Au cœur du scandale : l’ambitieux Programme des cent jours lancé par le président de la République dès son arrivée au pouvoir début 2019. Il s’agit d’un vaste plan d’investissements pour moderniser les infrastructures du pays et achever un certain nombre de projets commencés par son prédécesseur, Joseph Kabila.

Des centaines de millions de dollars sont décaissés pour la construction de ponts urbains à Kinshasa, de routes dans les provinces ou encore de maisons préfabriquées. Vital Kamerhe supervise le tout.

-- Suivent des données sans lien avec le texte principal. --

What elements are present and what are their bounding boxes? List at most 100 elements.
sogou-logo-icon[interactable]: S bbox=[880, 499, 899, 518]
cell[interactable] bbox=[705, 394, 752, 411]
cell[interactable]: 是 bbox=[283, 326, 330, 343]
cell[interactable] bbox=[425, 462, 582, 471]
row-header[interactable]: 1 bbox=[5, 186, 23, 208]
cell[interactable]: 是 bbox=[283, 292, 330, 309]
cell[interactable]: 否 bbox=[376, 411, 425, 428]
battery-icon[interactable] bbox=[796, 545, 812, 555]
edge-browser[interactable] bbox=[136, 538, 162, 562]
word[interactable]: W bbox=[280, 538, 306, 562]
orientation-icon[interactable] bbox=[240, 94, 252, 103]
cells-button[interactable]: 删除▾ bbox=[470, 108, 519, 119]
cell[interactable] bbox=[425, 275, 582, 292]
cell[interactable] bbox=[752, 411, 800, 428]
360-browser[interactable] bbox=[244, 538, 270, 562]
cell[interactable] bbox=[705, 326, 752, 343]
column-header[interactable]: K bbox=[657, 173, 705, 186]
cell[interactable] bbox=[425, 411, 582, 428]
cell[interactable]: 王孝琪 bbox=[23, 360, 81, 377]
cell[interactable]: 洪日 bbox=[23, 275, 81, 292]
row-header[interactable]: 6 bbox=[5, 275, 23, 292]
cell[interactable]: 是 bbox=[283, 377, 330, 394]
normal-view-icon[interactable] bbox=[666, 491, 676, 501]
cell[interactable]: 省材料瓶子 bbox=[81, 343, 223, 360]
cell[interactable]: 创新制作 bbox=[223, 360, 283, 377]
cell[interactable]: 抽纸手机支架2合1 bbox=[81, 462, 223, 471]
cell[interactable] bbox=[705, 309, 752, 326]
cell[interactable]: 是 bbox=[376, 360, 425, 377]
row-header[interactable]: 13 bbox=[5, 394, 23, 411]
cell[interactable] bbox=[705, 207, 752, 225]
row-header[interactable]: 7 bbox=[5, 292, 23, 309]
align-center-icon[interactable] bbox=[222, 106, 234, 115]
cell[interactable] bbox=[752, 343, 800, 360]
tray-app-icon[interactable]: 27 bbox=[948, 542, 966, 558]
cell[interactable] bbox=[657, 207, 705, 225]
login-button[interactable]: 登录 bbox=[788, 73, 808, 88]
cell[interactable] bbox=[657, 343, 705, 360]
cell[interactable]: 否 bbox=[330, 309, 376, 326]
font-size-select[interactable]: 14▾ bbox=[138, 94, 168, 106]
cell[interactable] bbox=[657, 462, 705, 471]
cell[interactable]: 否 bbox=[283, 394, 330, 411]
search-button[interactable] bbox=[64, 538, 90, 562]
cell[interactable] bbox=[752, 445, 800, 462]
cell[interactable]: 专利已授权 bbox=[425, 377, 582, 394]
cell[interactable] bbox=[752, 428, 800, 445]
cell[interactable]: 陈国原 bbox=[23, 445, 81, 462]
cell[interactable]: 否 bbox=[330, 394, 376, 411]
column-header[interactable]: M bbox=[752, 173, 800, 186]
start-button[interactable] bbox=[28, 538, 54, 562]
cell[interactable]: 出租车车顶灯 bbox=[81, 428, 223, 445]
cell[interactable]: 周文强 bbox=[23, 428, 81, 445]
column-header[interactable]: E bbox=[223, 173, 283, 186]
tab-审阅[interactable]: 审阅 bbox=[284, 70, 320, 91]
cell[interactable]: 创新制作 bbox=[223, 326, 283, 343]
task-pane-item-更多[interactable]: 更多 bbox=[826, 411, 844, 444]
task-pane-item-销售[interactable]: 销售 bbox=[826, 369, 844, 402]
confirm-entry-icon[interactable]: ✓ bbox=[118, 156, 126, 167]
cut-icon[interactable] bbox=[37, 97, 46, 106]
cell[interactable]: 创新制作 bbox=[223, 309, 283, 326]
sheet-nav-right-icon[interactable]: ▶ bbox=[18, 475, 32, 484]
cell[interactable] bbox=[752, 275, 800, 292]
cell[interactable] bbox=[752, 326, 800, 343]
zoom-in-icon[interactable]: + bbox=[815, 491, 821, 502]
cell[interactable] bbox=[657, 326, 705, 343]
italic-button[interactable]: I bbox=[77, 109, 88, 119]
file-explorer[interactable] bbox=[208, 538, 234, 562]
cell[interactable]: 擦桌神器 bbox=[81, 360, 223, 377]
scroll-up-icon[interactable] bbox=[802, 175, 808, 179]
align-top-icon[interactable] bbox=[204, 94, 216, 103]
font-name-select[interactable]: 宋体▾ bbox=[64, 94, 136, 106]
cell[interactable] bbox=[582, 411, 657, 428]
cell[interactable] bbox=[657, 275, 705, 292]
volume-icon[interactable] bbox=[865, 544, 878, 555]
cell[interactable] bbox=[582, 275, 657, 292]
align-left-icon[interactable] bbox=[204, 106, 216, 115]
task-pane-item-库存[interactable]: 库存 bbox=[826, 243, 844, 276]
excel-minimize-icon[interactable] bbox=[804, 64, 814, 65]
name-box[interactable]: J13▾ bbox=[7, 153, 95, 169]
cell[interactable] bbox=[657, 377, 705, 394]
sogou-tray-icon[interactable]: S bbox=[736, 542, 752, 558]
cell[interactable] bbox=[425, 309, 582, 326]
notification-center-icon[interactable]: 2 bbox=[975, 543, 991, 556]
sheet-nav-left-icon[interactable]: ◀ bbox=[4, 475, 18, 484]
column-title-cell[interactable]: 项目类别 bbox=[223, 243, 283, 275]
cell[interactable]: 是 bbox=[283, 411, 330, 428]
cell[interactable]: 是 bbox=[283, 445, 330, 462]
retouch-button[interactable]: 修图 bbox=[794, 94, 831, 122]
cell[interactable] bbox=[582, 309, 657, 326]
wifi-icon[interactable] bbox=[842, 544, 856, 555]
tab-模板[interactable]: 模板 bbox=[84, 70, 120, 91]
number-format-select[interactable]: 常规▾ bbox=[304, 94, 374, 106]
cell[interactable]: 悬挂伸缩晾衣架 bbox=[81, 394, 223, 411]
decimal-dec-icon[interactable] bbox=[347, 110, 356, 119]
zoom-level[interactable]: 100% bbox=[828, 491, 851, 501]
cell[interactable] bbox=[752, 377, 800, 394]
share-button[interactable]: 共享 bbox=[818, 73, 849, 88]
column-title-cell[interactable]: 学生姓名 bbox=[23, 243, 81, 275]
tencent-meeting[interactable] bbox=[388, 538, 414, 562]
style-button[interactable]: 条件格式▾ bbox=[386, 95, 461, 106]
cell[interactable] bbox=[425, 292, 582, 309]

C’est à ce titre qu’il est convoqué début avril par le parquet général près la cour d’appel de Kinshasa-Matete. Entendu au départ comme simple « renseignant », il est désormais soupçonné d’importants détournements de fonds.

Les premiers dysfonctionnements sont pointés du doigt dès les premiers mois de travaux. Des organisations comme l’Observatoire de la dépense publique (ODEP) dénoncent des surfacturations et un problème d’opacité dans les attributions de marchés. A Kinshasa, la construction des « saute-mouton », ces ponts urbains conçus pour désengorger les axes principaux, piétine et crée des embouteillages monstres. La population est excédée. « Je pense que ça a été un tournant décisif », analyse Georges Kapiamba, de l’Association congolaise pour l’accès à la justice (ACAJ), « des Kinois ont commencé à enlever la tôle autour des chantiers, et on s’est rendu compte que beaucoup étaient à l’arrêt. Il était impossible de ne pas réagir ». Le chef de l’Etat congolais annonce en conseil des ministres un audit sur les travaux.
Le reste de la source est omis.